Debugging Approach That Worked¶

Compare with Original: Looked at IOHK scalanet v0.8.0 source code
Add Detailed Logging: Tracked channel state through initialization sequence
Check Thread Context: Logged which thread/executor was running operations
Test Channel State: Verified isOpen, isActive, isRegistered at each step
Follow Netty Lifecycle: Understood the channel's state machine
Simplify Incrementally: Removed complexity until matching original pattern

Implementation Notes¶

Testing Strategy¶

Unit tests validate: - Basic initialization works and channel becomes active - Client channels can be created after initialization - Multiple peer groups can coexist and shut down cleanly

Final Resolution (November 2025): All three unit tests now pass reliably after fixing the shutdown race condition:

Shutdown Race Fix: The final issue was in the shutdown() method, which used toTask(channel.close()) to asynchronously close the channel. This scheduled work on Netty's EventLoopGroup, but when multiple peer groups were shutting down in sequence, the executor could already be terminating, causing "event executor terminated" errors.

Solution: Changed to synchronous close with error handling:

// Before (async scheduling that could fail):
_ <- toTask(serverBinding.channel().close())

// After (synchronous close with error handling):
_ <- IO {
  val channel = serverBinding.channel()
  if (channel.isOpen) {
    channel.close().syncUninterruptibly()
  }
}.handleErrorWith { error =>
  IO(logger.warn(s"Error closing channel: ${error.getMessage}"))
}

This avoids scheduling on the potentially-shutting-down executor and handles errors gracefully.

Integration tests (in production): - Actual peer discovery and enrollment - Long-running stability - Network edge cases (timeouts, unreachable peers, etc.)

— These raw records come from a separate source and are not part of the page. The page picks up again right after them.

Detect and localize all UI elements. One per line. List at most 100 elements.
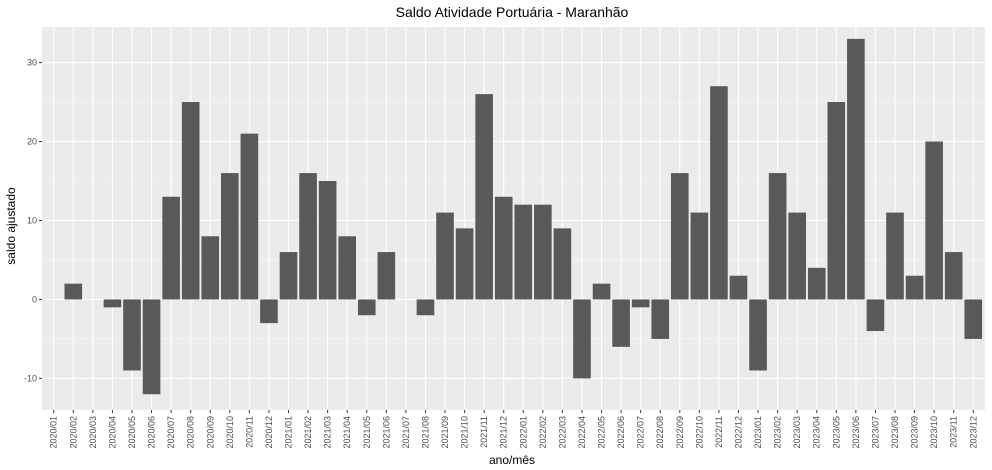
x-tick-label: 2023/10: [929, 416, 939, 449]
x-tick-label: 2020/01: [49, 416, 59, 449]
bar: [886, 212, 904, 300]
x-tick-label: 2023/02: [773, 416, 783, 449]
y-axis-title: saldo ajustado: [4, 187, 18, 265]
bars: [64, 38, 983, 395]
bar: [925, 141, 943, 300]
bar: [788, 212, 806, 300]
bar: [142, 299, 161, 395]
y-tick-label: 20: [27, 137, 37, 147]
x-tick-label: 2023/09: [910, 416, 920, 449]
x-tick-label: 2023/08: [890, 416, 900, 449]
x-tick-label: 2021/04: [342, 416, 352, 449]
x-tick-label: 2022/12: [733, 416, 743, 449]
x-tick-label: 2023/03: [792, 416, 802, 449]
x-tick-label: 2020/07: [166, 416, 176, 449]
bar: [749, 299, 767, 371]
bar: [827, 102, 846, 300]
x-tick-label: 2022/03: [557, 416, 567, 449]
x-tick-label: 2023/12: [968, 416, 978, 449]
bar: [573, 299, 591, 379]
bar: [279, 252, 298, 300]
bar: [103, 299, 122, 308]
bar: [631, 299, 650, 308]
bar: [729, 275, 748, 300]
x-axis: 2020/01 2020/02 2020/03 2020/04 2020/05 2020/…: [49, 410, 978, 449]
bar: [690, 212, 709, 300]
bar: [475, 94, 493, 300]
x-tick-label: 2022/04: [577, 416, 587, 449]
bar: [534, 204, 552, 300]
bar: [651, 299, 670, 339]
x-tick-label: 2020/03: [88, 416, 98, 449]
y-axis: -10 0 10 20 30: [24, 58, 42, 383]
x-tick-label: 2021/07: [401, 416, 411, 449]
x-tick-label: 2021/09: [440, 416, 450, 449]
x-tick-label: 2022/07: [636, 416, 646, 449]
bar: [240, 133, 259, 300]
x-tick-label: 2021/06: [381, 416, 391, 449]
x-tick-label: 2022/01: [518, 416, 528, 449]
x-tick-label: 2023/11: [949, 416, 959, 448]
bar: [416, 299, 435, 316]
bar: [553, 228, 572, 300]
bar: [318, 180, 337, 300]
x-tick-label: 2021/01: [284, 416, 294, 449]
x-tick-label: 2020/02: [68, 416, 78, 449]
bar: [436, 212, 454, 300]
bar: [768, 173, 787, 300]
bar: [866, 299, 885, 332]
bar: [260, 299, 278, 324]
x-tick-label: 2020/09: [205, 416, 215, 449]
bar: [592, 283, 611, 300]
x-tick-label: 2021/05: [362, 416, 372, 449]
bar: [221, 173, 239, 300]
bar: [377, 252, 396, 300]
bar: [338, 236, 357, 300]
x-tick-label: 2022/05: [597, 416, 607, 449]
bar: [807, 267, 826, 300]
x-tick-label: 2021/03: [323, 416, 333, 449]
y-tick-label: 30: [27, 58, 37, 68]
bar: [670, 173, 689, 300]
x-tick-label: 2021/02: [303, 416, 313, 449]
bar: [710, 86, 728, 300]
x-tick-label: 2021/12: [499, 416, 509, 449]
bar: [357, 299, 376, 316]
chart-title: Saldo Atividade Portuária - Maranhão: [396, 4, 629, 20]
bar: [944, 252, 963, 300]
bar: [181, 102, 200, 300]
x-tick-label: 2020/11: [244, 416, 254, 448]
x-tick-label: 2022/08: [655, 416, 665, 449]
x-tick-label: 2020/08: [186, 416, 196, 449]
x-tick-label: 2020/05: [127, 416, 137, 449]
x-tick-label: 2020/12: [264, 416, 274, 449]
bar: [612, 299, 630, 347]
x-tick-label: 2023/04: [812, 416, 822, 449]
x-tick-label: 2021/10: [460, 416, 470, 449]
x-tick-label: 2023/01: [753, 416, 763, 449]
x-tick-label: 2021/08: [420, 416, 430, 449]
bar: [299, 173, 317, 300]
x-tick-label: 2022/10: [694, 416, 704, 449]
y-tick-label: -10: [24, 373, 37, 383]
x-tick-label: 2021/11: [479, 416, 489, 448]
bar: [514, 204, 533, 300]
x-tick-label: 2022/02: [538, 416, 548, 449]
x-tick-label: 2022/11: [714, 416, 724, 448]
bar: [494, 196, 513, 300]
bar: [201, 236, 220, 300]
bar: [905, 275, 924, 300]
x-tick-label: 2023/05: [831, 416, 841, 449]
y-tick-label: 0: [32, 294, 37, 304]
x-tick-label: 2023/07: [870, 416, 880, 449]
x-tick-label: 2020/06: [147, 416, 157, 449]
x-axis-title: ano/mês: [489, 453, 535, 467]
x-tick-label: 2022/09: [675, 416, 685, 449]
x-tick-label: 2022/06: [616, 416, 626, 449]
bar: [123, 299, 141, 371]
bar: [847, 38, 865, 300]
x-tick-label: 2023/06: [851, 416, 861, 449]
y-tick-label: 10: [27, 215, 37, 225]
bar: [964, 299, 983, 339]
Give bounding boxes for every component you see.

Migration Checklist for Similar Issues¶

If encountering similar issues elsewhere in the codebase:

Compare vendored code with original line-by-line
Check for cached references to async resources
Validate resource lifecycle timing (creation → ready → cleanup)
Test cross-thread state inspection
Add lifecycle logging
Create unit tests for resource initialization
Simplify to match proven patterns
Document findings in ADR

References¶

Review and Update¶

This ADR should be reviewed when: - Additional Netty integration issues are discovered - Cats Effect releases major version updates - Performance issues arise in network layer - Similar patterns are needed elsewhere (HTTP clients, database connections, etc.)